JOBAT NO LOULETANO (136-137)
O Louletano, 19 | Maio | 2008
O MENINO QUE RABISCAVA PAREDES – Final
por José Batista
A tarefa artística de Augusto Trigo na Fábrica de Fermentos Holandeses era bastante diversificada, pois abrangia desde rótulos para bebidas que essa unidade industrial também produzia – entre outros os Licores Mala Posta, com grandes anúncios luminosos sobre as águas furtadas nos prédios do Rossio, nessa época – a pinturas publicitando produtos para a panificação, inclusive de vários tipos de pão que utilizavam os fermentos dessa empresa.
Porém, o bichinho das histórias aos quadradinhos, como na altura se chamava a BD de hoje, já há muito fizera ninho no mundo interior do jovem artista da fábrica dos fermentos. Nas suas instalações, mormente no gabinete que lhe coube em sorte, as vinhetas ou esboços de futuras ilustrações coabitavam, paredes meias, com os rótulos e cartazes alusivos a produtos da empresa. Não às escâncaras, como é óbvio, mas com a conivente vigilância de colegas que o avisavam quando alguma inoportuna presença se aproximava. Aí, publicado numa revista de caça e pesca, "Diana", editada nesse tempo, encontrou num conto do Dr. João Maria Bravo o tema da primeira BD que faria, "O visitante Maldito".

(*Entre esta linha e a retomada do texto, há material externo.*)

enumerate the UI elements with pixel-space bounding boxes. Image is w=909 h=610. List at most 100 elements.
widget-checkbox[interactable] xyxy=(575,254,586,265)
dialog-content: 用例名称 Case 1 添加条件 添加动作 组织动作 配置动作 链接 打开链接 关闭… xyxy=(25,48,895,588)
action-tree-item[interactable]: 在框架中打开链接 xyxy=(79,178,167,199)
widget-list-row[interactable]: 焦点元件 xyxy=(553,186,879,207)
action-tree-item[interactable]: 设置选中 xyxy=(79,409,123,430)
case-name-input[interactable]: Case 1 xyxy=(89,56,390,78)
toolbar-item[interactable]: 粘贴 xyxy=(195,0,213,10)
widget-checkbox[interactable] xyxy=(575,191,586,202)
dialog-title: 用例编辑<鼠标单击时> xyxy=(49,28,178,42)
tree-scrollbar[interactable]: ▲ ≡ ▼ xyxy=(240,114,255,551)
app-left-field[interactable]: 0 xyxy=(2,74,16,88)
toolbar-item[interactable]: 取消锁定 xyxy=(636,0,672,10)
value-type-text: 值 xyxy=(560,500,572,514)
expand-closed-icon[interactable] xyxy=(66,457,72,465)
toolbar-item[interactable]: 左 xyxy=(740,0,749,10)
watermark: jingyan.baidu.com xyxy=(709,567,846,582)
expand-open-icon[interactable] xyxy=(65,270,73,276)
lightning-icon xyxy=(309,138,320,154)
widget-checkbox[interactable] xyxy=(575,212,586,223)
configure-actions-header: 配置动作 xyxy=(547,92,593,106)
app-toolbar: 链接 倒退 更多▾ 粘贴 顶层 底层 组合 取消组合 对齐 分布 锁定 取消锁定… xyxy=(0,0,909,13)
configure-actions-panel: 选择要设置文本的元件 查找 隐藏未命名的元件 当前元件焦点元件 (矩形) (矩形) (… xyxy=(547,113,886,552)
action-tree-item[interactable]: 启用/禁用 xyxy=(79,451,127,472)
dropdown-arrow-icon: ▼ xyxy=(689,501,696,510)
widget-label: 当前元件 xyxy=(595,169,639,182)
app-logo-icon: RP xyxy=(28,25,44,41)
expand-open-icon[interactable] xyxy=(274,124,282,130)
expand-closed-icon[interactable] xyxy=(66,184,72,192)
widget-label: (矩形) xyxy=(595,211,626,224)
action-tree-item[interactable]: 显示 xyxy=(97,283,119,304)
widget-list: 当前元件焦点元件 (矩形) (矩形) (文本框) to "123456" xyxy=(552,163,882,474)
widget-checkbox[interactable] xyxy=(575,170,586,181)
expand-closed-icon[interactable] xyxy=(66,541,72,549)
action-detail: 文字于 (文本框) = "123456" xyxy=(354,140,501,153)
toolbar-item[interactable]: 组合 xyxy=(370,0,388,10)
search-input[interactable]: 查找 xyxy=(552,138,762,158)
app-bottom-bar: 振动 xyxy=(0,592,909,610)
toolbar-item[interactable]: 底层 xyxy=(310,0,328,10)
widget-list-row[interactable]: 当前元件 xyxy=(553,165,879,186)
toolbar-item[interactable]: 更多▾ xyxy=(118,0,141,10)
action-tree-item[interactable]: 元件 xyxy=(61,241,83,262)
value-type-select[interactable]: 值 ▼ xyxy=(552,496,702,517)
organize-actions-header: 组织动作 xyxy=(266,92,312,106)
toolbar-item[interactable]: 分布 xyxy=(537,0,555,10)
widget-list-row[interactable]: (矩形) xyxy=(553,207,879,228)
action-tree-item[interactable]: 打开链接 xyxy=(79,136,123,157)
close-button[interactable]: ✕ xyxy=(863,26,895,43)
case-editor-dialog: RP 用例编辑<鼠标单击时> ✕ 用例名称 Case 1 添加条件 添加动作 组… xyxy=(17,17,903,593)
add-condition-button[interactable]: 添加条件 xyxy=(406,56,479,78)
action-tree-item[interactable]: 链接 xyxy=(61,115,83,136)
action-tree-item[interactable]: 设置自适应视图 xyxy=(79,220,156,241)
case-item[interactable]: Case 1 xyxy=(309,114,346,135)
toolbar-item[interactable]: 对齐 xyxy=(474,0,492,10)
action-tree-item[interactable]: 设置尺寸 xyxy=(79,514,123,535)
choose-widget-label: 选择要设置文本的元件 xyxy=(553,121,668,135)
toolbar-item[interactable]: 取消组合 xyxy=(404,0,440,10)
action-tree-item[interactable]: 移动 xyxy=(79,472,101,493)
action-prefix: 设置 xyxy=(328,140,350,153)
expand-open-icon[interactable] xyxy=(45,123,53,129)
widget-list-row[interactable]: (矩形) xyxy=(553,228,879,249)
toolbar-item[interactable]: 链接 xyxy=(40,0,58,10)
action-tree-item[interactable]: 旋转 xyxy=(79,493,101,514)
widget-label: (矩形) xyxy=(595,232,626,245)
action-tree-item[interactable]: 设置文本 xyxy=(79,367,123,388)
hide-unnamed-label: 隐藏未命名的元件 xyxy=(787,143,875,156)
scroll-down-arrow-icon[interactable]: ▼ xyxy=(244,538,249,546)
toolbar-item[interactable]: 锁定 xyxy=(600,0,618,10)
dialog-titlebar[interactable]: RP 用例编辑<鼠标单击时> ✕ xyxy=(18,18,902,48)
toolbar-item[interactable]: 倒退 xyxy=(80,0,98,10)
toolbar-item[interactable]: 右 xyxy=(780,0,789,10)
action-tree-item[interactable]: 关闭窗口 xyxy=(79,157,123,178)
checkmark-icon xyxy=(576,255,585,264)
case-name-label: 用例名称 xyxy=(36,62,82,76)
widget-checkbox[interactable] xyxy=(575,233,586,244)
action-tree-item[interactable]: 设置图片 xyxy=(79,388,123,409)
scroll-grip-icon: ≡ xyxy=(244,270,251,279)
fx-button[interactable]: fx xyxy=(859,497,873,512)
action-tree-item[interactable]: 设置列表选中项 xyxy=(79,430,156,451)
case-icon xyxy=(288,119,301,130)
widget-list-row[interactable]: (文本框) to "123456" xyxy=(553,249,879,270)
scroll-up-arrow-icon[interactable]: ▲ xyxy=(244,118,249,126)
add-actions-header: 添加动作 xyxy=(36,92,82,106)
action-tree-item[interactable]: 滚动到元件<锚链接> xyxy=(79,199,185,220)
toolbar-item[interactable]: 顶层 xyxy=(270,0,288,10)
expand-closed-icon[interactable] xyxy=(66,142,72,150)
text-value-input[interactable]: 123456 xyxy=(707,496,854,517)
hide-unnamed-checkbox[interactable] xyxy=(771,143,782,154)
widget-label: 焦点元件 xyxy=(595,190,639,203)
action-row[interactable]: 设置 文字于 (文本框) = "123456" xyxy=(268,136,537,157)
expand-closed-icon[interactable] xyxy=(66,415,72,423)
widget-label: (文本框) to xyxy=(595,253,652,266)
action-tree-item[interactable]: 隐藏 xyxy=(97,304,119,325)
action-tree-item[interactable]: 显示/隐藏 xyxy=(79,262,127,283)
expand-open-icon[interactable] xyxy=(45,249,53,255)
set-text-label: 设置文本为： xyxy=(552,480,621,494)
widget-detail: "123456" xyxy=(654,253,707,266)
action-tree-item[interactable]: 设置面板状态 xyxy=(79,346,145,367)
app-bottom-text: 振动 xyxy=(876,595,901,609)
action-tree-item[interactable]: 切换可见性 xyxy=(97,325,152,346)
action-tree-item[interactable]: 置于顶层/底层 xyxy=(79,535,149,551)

Inserido num meio em tudo estranho ao que até aí estava habituado, as vinhetas projectavam-no no ambiente onde se sentia realizado, onde os seus sonhos se corporizavam, tomavam forma: a ilustração! Algures no tempo, a meta da sua aspiração seria alcançada e o sonho que acalentava se concretizaria: ilustrar BD. Vários jornais de quadradinhos coexistiam nos finais dos anos 50 – "O Mosquito", "O Diabrete", "O Camarada", "O Papagaio", entre outros – os quais editavam bastantes originais Portugueses. Pena foi que não tivesse tido, nessa época, alguém conhecido no meio que o apresentasse na redacção de uma dessas publicações. Se tal tivesse acontecido, quantos originais seus não teriam enriquecido as páginas das revistas juvenis desse tempo? Páginas que os leitores, ávidos de peripécias aventurosas – mesmo em histórias de continuidade – coleccionavam como tesouros inestimáveis.
Ilustração de Augusto Trigo retratando uma cena típica de costumes locais, feita na Guiné em 1965.
É um facto que Augusto Trigo só em 1980, aos 42 anos, publicou o seu primeiro trabalho de BD, mas também não o é menos de que desde logo se firmou como um dos valores genuinamente válidos que ultimamente animaram o panorama artístico desse género em Portugal. Quase se diria o último de alguns grandes nomes desse género – que alguns classificam de clássico – pelo estilo rico e simultaneamente belo que caracteriza os seus desenhos.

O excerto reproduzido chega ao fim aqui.